Bird clearly loves the book. I don't know if she posts a live countdown for every book she reviews, but there is one there for the moment when The Porcupine Year hits the shelves on September 2nd.

Earlier this year I listened to Erdrich read from her new novel, The Plague of Doves. It came out in April and is in its third printing. The story she tells is based on the lynching of three American Indians in 1897 in North Dakota. At the 2006 New Yorker Festival she read aloud the story "The Plague of Doves" that would become the novel. If you want to hear that reading, click here.

I bring up her reading here because today, months after I heard her read, those voices are still with me. A gifted writer, she is also an outstanding reader. I'd love to hear her read aloud The Porcupine Year! Like Elizabeth, I was taken with the dialog.

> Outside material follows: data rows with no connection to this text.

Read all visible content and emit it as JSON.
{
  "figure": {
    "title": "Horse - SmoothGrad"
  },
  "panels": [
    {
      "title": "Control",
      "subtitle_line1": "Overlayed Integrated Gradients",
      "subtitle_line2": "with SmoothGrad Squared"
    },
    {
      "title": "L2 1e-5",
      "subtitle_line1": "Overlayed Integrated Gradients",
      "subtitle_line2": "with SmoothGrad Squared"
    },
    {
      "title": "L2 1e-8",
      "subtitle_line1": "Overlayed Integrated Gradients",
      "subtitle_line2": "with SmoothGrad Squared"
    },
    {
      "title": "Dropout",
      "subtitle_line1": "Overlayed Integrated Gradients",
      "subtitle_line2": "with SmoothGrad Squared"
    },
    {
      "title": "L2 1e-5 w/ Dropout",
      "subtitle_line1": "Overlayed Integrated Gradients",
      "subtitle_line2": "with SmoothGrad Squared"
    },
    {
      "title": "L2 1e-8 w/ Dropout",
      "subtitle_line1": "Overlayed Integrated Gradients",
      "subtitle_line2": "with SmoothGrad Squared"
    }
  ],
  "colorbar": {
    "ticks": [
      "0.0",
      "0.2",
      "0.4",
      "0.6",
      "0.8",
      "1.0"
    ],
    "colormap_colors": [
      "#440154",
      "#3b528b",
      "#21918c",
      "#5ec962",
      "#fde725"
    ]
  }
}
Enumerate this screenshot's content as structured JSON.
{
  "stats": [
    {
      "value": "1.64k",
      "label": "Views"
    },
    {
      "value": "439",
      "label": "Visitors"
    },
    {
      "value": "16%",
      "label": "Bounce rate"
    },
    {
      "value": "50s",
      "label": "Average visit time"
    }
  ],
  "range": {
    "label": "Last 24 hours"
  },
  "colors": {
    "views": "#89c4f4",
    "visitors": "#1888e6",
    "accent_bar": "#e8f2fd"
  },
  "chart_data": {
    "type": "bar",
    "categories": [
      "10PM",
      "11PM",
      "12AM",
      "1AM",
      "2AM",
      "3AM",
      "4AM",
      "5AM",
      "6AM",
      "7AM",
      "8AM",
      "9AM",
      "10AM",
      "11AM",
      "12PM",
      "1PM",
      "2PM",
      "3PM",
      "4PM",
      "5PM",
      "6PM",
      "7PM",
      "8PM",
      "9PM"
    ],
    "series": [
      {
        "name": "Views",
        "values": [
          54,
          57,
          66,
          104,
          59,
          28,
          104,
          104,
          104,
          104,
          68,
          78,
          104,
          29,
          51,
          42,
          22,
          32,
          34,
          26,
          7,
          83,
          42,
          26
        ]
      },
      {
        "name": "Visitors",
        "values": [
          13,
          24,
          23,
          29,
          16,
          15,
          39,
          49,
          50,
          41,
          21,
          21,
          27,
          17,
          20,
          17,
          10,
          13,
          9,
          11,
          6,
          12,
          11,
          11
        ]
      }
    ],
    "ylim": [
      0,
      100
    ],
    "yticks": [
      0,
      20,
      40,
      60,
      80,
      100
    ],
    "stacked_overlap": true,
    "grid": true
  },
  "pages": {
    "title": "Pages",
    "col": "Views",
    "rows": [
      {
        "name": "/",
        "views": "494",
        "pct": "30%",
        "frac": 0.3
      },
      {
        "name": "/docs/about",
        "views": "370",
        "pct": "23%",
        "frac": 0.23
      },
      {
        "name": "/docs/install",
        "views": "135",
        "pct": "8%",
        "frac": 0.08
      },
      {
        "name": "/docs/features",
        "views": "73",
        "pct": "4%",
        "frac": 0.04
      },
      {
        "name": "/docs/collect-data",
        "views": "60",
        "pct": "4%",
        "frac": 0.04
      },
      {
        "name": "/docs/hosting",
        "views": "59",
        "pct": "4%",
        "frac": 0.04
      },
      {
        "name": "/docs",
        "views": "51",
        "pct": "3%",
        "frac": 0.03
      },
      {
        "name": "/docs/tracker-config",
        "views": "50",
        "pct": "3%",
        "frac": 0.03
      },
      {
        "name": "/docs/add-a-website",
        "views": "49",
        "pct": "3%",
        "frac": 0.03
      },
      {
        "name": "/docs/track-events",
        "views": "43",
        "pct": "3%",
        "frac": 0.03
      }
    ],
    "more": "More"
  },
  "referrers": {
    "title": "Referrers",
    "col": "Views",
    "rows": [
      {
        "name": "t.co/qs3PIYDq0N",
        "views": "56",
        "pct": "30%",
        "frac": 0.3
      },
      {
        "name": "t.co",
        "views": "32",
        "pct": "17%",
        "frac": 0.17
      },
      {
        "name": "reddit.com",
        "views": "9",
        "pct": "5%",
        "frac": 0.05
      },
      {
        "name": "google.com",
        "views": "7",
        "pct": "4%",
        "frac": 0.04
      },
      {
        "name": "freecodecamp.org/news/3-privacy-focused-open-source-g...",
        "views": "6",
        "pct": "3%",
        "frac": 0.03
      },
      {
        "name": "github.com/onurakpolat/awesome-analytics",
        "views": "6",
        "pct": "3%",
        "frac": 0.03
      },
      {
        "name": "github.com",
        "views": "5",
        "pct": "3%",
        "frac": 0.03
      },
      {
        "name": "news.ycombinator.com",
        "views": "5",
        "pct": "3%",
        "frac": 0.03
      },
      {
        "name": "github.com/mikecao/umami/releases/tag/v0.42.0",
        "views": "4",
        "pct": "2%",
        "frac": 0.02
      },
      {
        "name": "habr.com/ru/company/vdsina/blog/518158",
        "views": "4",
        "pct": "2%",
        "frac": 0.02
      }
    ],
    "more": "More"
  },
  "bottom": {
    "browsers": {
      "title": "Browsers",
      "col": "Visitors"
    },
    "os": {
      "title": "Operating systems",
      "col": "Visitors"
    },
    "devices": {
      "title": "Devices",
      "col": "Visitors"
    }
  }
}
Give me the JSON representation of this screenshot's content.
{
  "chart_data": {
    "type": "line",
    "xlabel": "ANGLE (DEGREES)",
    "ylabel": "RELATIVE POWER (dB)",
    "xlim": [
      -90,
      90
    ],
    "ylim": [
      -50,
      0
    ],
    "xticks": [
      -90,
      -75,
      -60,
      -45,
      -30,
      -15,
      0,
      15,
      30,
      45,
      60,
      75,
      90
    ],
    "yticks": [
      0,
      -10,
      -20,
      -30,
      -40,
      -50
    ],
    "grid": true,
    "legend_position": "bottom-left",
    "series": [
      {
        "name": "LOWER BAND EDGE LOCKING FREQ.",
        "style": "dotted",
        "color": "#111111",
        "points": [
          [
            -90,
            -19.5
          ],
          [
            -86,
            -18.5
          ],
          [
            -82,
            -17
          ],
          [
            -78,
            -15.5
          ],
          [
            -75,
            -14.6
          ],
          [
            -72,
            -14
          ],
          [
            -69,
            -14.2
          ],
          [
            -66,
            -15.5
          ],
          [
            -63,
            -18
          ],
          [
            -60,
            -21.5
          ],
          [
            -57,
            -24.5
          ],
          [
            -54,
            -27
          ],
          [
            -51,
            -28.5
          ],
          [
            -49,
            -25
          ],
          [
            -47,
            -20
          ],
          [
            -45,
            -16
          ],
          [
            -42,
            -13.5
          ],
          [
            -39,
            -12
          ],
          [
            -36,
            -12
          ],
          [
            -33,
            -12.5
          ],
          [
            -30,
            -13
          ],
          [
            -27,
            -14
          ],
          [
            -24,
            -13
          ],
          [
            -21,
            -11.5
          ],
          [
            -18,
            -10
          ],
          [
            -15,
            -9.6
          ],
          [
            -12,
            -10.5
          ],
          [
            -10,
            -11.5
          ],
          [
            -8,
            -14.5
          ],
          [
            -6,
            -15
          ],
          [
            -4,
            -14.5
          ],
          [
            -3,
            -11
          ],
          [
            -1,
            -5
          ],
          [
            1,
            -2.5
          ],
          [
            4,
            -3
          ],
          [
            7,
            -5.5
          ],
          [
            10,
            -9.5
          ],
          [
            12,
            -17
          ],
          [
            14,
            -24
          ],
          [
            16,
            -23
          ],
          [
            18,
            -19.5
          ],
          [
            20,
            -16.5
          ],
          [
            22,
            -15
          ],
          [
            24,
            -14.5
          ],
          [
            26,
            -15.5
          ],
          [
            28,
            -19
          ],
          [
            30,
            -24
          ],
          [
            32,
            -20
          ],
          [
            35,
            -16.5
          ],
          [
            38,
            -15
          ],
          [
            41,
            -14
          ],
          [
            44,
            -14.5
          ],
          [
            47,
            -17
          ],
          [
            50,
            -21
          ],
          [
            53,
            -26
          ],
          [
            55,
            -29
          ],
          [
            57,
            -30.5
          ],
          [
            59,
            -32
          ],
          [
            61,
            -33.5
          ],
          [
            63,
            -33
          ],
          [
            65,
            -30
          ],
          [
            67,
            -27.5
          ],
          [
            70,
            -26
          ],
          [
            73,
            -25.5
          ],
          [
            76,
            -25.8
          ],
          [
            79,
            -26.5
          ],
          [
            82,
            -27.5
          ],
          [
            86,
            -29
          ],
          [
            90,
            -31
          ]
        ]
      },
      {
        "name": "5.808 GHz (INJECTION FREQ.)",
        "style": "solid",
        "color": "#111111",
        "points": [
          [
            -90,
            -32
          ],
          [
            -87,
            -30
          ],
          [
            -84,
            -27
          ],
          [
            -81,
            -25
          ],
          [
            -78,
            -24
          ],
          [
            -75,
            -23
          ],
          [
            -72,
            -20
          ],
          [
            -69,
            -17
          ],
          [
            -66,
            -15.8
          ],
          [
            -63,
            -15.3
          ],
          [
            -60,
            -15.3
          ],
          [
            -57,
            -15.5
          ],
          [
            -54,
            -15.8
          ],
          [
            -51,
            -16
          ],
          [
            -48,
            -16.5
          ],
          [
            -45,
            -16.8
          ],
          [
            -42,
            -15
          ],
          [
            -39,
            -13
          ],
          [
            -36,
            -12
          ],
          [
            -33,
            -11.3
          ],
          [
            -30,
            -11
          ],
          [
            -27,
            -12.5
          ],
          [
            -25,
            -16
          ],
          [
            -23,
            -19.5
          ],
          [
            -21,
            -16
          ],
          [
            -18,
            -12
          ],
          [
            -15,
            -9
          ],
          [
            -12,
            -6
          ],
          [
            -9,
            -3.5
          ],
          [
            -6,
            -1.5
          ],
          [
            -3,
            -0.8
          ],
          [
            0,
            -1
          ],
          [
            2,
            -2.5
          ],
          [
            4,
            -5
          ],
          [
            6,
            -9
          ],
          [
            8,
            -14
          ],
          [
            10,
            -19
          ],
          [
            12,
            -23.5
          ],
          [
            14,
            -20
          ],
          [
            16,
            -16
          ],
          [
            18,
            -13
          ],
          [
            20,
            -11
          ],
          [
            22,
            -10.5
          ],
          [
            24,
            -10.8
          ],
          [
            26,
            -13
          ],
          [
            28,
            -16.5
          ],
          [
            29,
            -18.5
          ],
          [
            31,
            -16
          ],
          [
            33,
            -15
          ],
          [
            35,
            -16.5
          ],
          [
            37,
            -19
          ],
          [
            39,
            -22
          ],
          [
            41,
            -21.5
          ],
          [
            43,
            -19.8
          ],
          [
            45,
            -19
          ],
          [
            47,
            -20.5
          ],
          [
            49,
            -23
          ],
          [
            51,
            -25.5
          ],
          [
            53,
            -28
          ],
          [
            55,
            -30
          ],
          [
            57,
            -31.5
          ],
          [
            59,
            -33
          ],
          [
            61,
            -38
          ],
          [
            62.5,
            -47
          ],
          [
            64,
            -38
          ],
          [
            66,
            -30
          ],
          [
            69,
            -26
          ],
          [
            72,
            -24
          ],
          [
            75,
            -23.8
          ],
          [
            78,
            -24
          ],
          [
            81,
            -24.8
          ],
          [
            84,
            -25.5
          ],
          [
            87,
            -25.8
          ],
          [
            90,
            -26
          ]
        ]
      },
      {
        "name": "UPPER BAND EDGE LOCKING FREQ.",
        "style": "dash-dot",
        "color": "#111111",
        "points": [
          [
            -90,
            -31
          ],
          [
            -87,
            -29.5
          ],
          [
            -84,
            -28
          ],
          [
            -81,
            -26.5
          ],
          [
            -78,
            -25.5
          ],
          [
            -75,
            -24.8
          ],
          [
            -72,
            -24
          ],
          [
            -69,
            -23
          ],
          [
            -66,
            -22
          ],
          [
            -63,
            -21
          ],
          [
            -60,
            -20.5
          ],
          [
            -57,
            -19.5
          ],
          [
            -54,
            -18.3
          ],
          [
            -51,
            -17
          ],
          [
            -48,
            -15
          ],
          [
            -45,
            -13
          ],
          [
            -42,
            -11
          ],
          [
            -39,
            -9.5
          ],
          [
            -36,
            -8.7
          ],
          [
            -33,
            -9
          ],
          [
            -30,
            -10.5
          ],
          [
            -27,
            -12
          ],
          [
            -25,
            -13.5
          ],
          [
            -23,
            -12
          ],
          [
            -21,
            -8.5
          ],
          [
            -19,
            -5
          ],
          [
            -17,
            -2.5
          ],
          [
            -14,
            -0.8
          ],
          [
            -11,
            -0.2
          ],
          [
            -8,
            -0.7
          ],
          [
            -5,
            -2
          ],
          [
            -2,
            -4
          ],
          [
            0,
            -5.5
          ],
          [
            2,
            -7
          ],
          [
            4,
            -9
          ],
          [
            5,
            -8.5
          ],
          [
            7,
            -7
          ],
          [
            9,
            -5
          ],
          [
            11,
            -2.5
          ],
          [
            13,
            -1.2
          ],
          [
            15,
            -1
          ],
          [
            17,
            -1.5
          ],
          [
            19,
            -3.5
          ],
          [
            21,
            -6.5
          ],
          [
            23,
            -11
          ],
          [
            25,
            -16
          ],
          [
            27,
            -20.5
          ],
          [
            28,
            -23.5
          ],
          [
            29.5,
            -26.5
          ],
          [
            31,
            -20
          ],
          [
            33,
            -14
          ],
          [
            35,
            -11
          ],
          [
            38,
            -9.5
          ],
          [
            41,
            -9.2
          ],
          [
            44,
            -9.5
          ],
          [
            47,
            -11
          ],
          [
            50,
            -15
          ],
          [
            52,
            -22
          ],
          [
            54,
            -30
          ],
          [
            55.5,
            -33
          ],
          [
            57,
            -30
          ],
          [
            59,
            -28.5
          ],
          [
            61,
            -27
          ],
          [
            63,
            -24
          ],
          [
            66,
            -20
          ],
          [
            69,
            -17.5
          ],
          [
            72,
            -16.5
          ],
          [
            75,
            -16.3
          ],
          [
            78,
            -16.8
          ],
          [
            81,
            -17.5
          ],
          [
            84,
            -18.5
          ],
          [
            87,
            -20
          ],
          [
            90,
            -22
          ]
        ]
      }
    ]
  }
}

And, as with her first book, Erdrich gives us an honest portrayal of peoples in conflict. In her books, there is none of the savage melodrama that Wilder uses in her series. The world might be a better place if we replaced every copy of Wilder's Little House on the Prairie with Erdrich's series. In Erdrich, children see human and humane, fully developed Native characters whose culture is in conflict with those who want what they have. Thoughtful and thought-provoking.